Hinton and colleagues sought to showcase the efficacy of this approach by training a large neural network on the full MNIST dataset - 60,000 training cases of handwritten digits. Afterwards, they omitted the digit 3 from the dataset or ‘transfer’ set. This means that ‘from the perspective of the distilled model,’ they state, ‘3 is a mythical digit that it has never seen’ (Hinton et al., 2015: 4). But with knowledge having been transferred from the large neural network, they showcased how ‘the distilled model gets 98.6% of the test 3 s correct despite never having seen a 3 during training’ (Hinton et al., 2015: 4). In other words, by using the technique of distillation, a small model can be trained to generalize in much the same way, and with much the same accuracy, as a larger neural network model. Although their work differs from Hinton et al. (2015) in some respects - such as training approach and testing dataset - the prior work on ‘model compression’ by computer scientists from Cornell University, Bucila and colleagues (2006: 1) touched upon the same core idea as that of distillation, explaining that ‘in this paper we show how to compress the function that is learned by a complex model into a much smaller, faster model that has comparable performance’. Also commenting on how ‘the main idea behind model compression is to use fast and compact model to approximate the function learned by a slower, larger, but better performing model’ (Bucila et al., 2006: 1). Together, however it is deployed in these different ways, both papers are suggestive of how the concept of distillation itself is circulating beyond individual cases and is reframing how reasoning, and therefore how AI and machine learning, are approached and developed. DeepSeek, it should be emphasized, make specific use of the term distillation whilst it is circulating more widely through AI research and development.

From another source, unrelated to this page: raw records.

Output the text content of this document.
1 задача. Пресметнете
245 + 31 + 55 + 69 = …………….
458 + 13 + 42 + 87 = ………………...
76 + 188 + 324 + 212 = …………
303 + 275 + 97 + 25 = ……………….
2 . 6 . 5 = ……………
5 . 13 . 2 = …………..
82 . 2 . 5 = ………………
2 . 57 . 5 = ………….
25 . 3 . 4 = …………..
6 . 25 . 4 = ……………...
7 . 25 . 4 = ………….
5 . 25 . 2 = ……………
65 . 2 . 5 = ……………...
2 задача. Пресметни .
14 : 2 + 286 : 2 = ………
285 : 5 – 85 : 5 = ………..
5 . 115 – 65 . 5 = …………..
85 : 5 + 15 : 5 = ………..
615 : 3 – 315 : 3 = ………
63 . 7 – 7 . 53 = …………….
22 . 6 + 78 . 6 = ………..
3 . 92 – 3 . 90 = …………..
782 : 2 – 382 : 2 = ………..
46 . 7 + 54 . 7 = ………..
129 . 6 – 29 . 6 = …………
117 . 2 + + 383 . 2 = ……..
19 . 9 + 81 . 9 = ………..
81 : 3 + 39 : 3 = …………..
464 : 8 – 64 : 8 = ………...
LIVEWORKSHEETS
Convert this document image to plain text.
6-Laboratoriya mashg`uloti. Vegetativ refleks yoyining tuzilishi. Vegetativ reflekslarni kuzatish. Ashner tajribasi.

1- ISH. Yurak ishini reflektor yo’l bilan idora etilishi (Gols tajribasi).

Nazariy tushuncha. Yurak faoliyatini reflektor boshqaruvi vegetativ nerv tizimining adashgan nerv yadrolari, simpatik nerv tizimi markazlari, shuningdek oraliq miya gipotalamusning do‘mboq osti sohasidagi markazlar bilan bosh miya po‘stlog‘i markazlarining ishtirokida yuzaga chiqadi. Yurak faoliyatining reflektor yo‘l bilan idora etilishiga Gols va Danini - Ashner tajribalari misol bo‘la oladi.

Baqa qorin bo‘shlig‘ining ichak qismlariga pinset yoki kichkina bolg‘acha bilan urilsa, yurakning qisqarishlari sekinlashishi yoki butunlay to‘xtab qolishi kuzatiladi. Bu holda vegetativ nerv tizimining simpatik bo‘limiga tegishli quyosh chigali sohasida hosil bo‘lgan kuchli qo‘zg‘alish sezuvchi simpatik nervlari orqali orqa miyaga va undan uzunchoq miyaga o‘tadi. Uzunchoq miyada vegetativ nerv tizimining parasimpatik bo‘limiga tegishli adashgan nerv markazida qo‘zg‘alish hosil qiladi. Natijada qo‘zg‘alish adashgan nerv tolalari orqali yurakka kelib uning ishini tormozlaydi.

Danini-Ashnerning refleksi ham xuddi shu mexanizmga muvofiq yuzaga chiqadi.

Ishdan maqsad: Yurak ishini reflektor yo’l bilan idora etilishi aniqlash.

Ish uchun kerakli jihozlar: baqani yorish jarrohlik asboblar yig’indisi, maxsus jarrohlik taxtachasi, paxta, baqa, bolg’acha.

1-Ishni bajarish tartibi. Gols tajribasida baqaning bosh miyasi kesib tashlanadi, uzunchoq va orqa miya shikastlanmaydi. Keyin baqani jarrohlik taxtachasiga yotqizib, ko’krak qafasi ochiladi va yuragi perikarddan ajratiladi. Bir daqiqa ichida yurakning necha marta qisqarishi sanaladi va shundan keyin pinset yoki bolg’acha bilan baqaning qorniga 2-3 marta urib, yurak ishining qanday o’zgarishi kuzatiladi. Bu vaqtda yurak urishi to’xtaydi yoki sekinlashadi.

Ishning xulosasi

What, then, is the wider relevance of distillation for our understanding of contemporary AI and how it is used in the case of the DeepSeek model? As Kate Soule, Technical Director of Product Management for IBM, recently put it, when commenting on the broader socio-economic implications of DeepSeek and its emphasis on distillation, ‘the incentive is to build really big models to help you build really small models’ (Soule cited in IBM, 2025). She added that ‘we are going to converge on to a point where we've got powerful enough tools to craft the smaller models that we need that are going to run 80–90% of our workflows for generative AI in the future’. Scalability and scaling AI models, in this perspective, is seen as valuable only insofar as it provides the potential for further processes of model distillation. In this sense, DeepSeek embodies an emergent logic of power without scale which promises that, through iterative processes of distillation, any small model can be made to behave like a big model. In contrast to the idea of ‘Big AI’ (van der Vlist et al., 2024), DeepSeek seems to be making the case for this type of ‘Small AI’. And similar to what Pfotenhauer et al. (2022: 6) say about scale as a concept, distillation has the potential to become ‘an imperative and framing device’ for tech companies and AI researchers that ‘prescribes what seems worth doing, what the rules of engagement are and how we define problems or solutions’. It creates an imperative and might then become prescriptive. DeepSeek's use of distillation, therefore, envisions a future where increasingly models beget other (albeit smaller) models, fit for a range of different real-world tasks. All AI models, regardless of their scale, become potentially distillable or, at least, follow the logic of an imperative to distill.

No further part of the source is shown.